Information Gain Is Not All You Need
- URL: http://arxiv.org/abs/2504.01980v3
- Date: Sun, 20 Apr 2025 13:01:02 GMT
- Title: Information Gain Is Not All You Need
- Authors: Ludvig Ericson, José Pedro, Patric Jensfelt,
- Abstract summary: This paper argues that information gain should not serve as an optimization objective in quality-constrained exploration.<n>We propose a novel, distance advantage, which selects frontiers based on a trade-off between proximity to the robot and remoteness from other frontiers.
- Score: 3.053906384469777
- License: http://arxiv.org/licenses/nonexclusive-distrib/1.0/
- Abstract: Autonomous exploration in mobile robotics often involves a trade-off between two objectives: maximizing environmental coverage and minimizing the total path length. In the widely used information gain paradigm, exploration is guided by the expected value of observations.

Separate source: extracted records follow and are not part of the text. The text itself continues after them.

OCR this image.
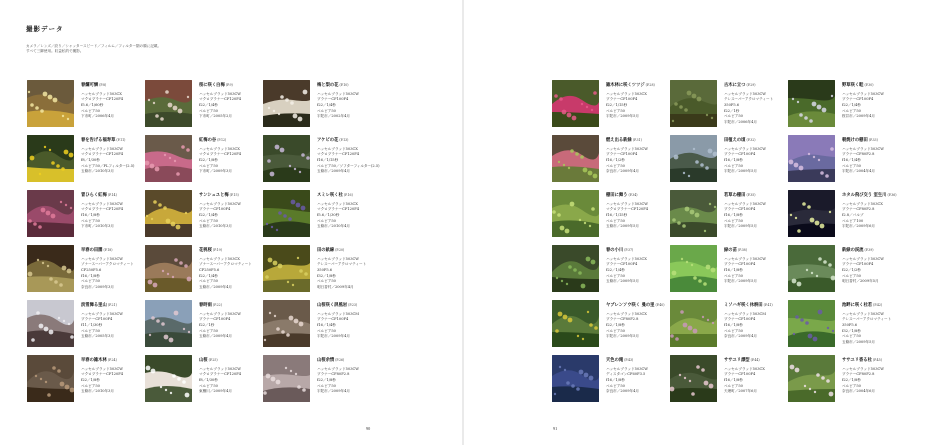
撮影データ
カメラ／レンズ／絞り／シャッタースピード／フィルム／フィルター類の順に記載。
すべて三脚使用。収益私的で撮影。
春爛可憐(P.8)
ハッセルブラッド503CX
マクロプラナーCF120F4
f5.6／1/60秒
ベルビア50
下市町／2006年4月
桜に咲く白梅(P.9)
ハッセルブラッド503CW
マクロプラナーCF120F4
f22／1/4秒
ベルビア50
下市町／2005年2月
梅と梨の花(P.10)
ハッセルブラッド503CW
プラナーCF100F4
f22／1/4秒
ベルビア50
宇陀市／2002年4月
春を告げる福寿草(P.11)
ハッセルブラッド503CW
マクロプラナーCF120F4
f8／1/30秒
ベルビア50／PLフィルター(2.5)
五條市／2010年3月
紅梅の谷(P.12)
ハッセルブラッド503CX
マクロプラナーCF120F4
f22／1/8秒
ベルビア50
下市町／2009年3月
アケビの花(P.13)
ハッセルブラッド503CX
マクロプラナーCF120F4
f16／1/15秒
ベルビア50／ソフターフィルター(2.5)
五條市／2009年4月
冒ひらく紅梅(P.14)
ハッセルブラッド503CW
マクロプラナーCF120F4
f16／1/8秒
ベルビア50
下市町／2010年3月
サンシュユと梅(P.15)
ハッセルブラッド503CW
プラナーCF100F4
f22／1/4秒
ベルビア50
五條市／2010年3月
スミレ咲く杜(P.16)
ハッセルブラッド503CX
マクロプラナーCF120F4
f5.6／1/30秒
ベルビア50
五條市／2010年4月
早春の田園(P.18)
ハッセルブラッド503CW
ゾナースーパーアクロマティート
CF250F5.6
f16／1/8秒
ベルビア50
奈良市／2009年3月
花桃桜(P.19)
ハッセルブラッド503CX
ゾナースーパーアクロマティート
CF250F5.6
f22／1/4秒
ベルビア50
五條市／2009年4月
田の畝線(P.20)
ハッセルブラッド503CW
テレスーパーアクロマティート
350F5.6
f32／1/8秒
ベルビア50
明日香村／2009年4月
淡雪舞る里山(P.21)
ハッセルブラッド503CW
プラナーCF100F4
f11／1/30秒
ベルビア50
五條市／2005年3月
春時雨(P.22)
ハッセルブラッド503CW
プラナーCF100F4
f22／1秒
ベルビア50
五條市／2009年4月
山桜咲く屏風岩(P.23)
ハッセルブラッド503CM
プラナーCF100F4
f16／1/4秒
ベルビア50
宇陀市／2009年4月
早春の雑木林(P.24)
ハッセルブラッド503CW
マクロプラナーCF120F4
f22／1/8秒
ベルビア50
五條市／2010年3月
山桜(P.25)
ハッセルブラッド503CW
マクロプラナーCF120F4
f8／1/30秒
ベルビア50
東櫛川／2009年4月
山桜余情(P.26)
ハッセルブラッド503CW
プラナーCF80F2.8
f22／1/8秒
ベルビア50
宇陀市／2009年4月
90
雑木林に咲くツツジ(P.28)
ハッセルブラッド503CX
プラナーCF100F4
f22／1/15秒
ベルビア50
宇陀市／2009年5月
古木に立つ(P.29)
ハッセルブラッド503CW
テレスーパーアクロマティート
350F5.6
f22／1秒
ベルビア50
宇陀市／2006年4月
野草咲く畦(P.30)
ハッセルブラッド503CW
プラナーCF100F4
f22／1/4秒
ベルビア50
桜井市／2009年4月
燃え出る新緑(P.31)
ハッセルブラッド503CW
プラナーCF100F4
f16／1/2秒
ベルビア50
奈良市／2009年4月
田植えの頃(P.32)
ハッセルブラッド503CW
プラナーCF100F4
f16／1/8秒
ベルビア50
宇陀市／2009年5月
朝焼けの棚田(P.33)
ハッセルブラッド503CW
プラナーCF80F2.8
f16／1/4秒
ベルビア50
宇陀市／2004年4月
棚田に舞う(P.34)
ハッセルブラッド503CW
マクロプラナーCF120F4
f16／1/15秒
ベルビア50
五條市／2009年5月
若草わ棚田(P.35)
ハッセルブラッド503CW
プラナーCF100F4
f16／1/8秒
ベルビア50
宇陀市／2009年5月
ホタル飛び交う 室生川(P.36)
ハッセルブラッド503CX
プラナーCF80F2.8
f2.8／バルブ
ベルビア100
宇陀市／2009年6月
春の小川(P.37)
ハッセルブラッド503CX
プラナーCF100F4
f22／1/4秒
ベルビア50
五條市／2009年5月
緑の苗(P.38)
ハッセルブラッド503CW
プラナーCF100F4
f16／1/8秒
ベルビア50
宇陀市／2009年5月
新緑の渓流(P.39)
ハッセルブラッド503CW
プラナーCF100F4
f22／1/2秒
ベルビア50
明日香村／2009年5月
ヤブレンソウ咲く 曼の里(P.40)
ハッセルブラッド503CX
プラナーCF80F2.8
f22／1/8秒
ベルビア50
宇陀市／2009年5月
ミソハギ咲く休耕田(P.41)
ハッセルブラッド503CM
プラナーCF100F4
f16／1/8秒
ベルビア50
奈良市／2009年4月
池畔に咲く杜若(P.42)
ハッセルブラッド503CW
テレスーパーアクロマティート
350F5.6
f32／1/8秒
ベルビア50
五條市／2009年5月
天色の滝(P.43)
ハッセルブラッド503CW
ディスタゴンCF60F3.5
f16／1/8秒
ベルビア50
奈良市／2009年4月
ササユリ漂型(P.44)
ハッセルブラッド503CX
プラナーCF100F4
f16／1/8秒
ベルビア50
天理町／2007年6月
ササユリ香る杜(P.45)
ハッセルブラッド503CW
プラナーCF80F2.8
f22／1/8秒
ベルビア50
奈良市／2004年6月
91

While this approach is effective under budget-constrained settings--where only a limited number of observations can be made--it fails to align with quality-constrained scenarios, in which the robot must fully explore the environment to a desired level of certainty or quality. In such cases, total information gain is effectively fixed, and maximizing it per step can lead to inefficient, greedy behavior and unnecessary backtracking. This paper argues that information gain should not serve as an optimization objective in quality-constrained exploration. Instead, it should be used to filter viable candidate actions. We propose a novel heuristic, distance advantage, which selects candidate frontiers based on a trade-off between proximity to the robot and remoteness from other frontiers. This heuristic aims to reduce future detours by prioritizing exploration of isolated regions before the robot's opportunity to visit them efficiently has passed. We evaluate our method in simulated environments against classical frontier-based exploration and gain-maximizing approaches. Results show that distance advantage significantly reduces total path length across a variety of environments, both with and without access to prior map predictions. Our findings challenge the assumption that more accurate gain estimation improves performance and offer a more suitable alternative for the quality-constrained exploration paradigm.